Mais Anna Salter, experte en psychologie des prédateurs et des victimes, a témoigné qu’il était courant pour un enfant d’être attaché à une personne qui l’a maltraité, et que ce qui tendait à ressortir des souvenirs retrouvés était le récit global – pas nécessairement tous les détails spécifiques. Même s’ils étaient mémorisés, ils pouvaient être trop embarrassants à décrire.

Sally a expliqué à plusieurs reprises qu’elle ne pensait pas que ses souvenirs avaient été entièrement perdus, mais qu’ils étaient peut-être cachés. Ou plutôt, enterrés.

Néanmoins, Sartore revenait sans cesse à la charge.
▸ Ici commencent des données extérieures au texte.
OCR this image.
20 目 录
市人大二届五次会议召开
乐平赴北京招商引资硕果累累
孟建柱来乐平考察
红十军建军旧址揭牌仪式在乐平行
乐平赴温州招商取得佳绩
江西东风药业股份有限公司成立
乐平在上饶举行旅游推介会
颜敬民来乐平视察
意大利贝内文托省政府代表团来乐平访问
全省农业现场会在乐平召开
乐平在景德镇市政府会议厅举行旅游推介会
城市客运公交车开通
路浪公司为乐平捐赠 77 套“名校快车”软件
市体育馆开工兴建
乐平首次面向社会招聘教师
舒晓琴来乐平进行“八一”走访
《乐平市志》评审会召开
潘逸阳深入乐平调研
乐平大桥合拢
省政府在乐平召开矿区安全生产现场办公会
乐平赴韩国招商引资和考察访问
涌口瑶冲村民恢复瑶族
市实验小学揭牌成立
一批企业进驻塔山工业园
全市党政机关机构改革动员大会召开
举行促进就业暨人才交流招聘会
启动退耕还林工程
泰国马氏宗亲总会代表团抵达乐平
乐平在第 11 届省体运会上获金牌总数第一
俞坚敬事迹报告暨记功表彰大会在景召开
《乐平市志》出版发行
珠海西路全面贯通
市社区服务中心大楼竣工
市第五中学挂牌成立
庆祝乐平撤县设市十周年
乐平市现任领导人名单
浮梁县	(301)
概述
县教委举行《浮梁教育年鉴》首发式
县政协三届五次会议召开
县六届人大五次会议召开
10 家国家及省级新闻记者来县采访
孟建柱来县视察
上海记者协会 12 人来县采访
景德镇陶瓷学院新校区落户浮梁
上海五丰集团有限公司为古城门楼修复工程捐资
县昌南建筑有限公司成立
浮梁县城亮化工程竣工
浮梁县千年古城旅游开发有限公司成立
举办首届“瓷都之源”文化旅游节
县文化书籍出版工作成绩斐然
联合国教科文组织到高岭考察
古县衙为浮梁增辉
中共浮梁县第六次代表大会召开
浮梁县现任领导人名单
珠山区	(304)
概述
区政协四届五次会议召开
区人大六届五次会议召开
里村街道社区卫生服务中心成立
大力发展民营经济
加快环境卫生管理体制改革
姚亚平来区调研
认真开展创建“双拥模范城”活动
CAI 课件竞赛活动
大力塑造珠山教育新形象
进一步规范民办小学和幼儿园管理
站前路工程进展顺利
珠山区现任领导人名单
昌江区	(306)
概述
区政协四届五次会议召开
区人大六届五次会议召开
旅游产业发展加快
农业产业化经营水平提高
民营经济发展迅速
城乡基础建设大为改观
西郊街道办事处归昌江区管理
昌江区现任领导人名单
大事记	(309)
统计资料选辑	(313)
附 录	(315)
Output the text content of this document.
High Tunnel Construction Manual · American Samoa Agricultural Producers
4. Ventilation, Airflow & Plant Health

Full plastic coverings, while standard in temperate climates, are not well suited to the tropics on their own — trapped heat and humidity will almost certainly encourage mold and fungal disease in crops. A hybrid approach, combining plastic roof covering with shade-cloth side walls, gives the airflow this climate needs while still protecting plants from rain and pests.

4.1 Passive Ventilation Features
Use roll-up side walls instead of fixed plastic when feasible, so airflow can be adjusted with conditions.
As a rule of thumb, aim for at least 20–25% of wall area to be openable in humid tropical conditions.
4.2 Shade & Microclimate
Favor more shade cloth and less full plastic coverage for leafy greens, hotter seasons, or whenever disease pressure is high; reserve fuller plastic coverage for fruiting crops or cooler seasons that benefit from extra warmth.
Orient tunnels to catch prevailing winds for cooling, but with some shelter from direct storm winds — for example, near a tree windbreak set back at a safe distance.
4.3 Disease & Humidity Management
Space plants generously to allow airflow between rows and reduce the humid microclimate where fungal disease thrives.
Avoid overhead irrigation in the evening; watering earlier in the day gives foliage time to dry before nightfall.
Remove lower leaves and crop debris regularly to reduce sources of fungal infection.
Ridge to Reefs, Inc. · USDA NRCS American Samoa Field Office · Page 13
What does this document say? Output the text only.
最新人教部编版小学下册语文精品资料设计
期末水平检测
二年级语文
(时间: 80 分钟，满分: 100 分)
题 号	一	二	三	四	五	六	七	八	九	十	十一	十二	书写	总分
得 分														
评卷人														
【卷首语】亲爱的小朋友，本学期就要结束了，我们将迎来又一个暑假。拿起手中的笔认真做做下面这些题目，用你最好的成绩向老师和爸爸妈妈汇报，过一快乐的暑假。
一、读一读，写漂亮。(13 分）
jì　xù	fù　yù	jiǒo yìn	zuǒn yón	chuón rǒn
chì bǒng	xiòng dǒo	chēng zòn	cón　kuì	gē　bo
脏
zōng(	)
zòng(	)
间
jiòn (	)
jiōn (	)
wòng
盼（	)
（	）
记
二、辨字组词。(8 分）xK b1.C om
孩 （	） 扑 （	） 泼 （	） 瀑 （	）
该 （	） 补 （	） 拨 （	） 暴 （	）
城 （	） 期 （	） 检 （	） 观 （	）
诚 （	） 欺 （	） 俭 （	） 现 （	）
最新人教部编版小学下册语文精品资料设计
Sally avait-elle consciemment repoussé ses souvenirs ? Non, dit Sally, elle ne pense pas que c’était conscient.

C’est juste que je ne voulais plus avoir mal.

Sally aurait-elle pu évoquer son souvenir du garçon qui est tombé si quelqu’un lui avait posé la question avant la réunion ?

À la quatrième heure du troisième jour de leur déposition, lorsque Sartore est revenu vers le garçon, il avait l’air un peu ennuyé par les événements.

Avez-vous déjà vu une religieuse essayer de pousser quelqu’un d’autre par la fenêtre à part, euh, le petit garçon que vous avez vu quand, euh, en 1944 et cet épisode avec, euh- Sartore soupira – Patricia, en 1948 ou 1949 ?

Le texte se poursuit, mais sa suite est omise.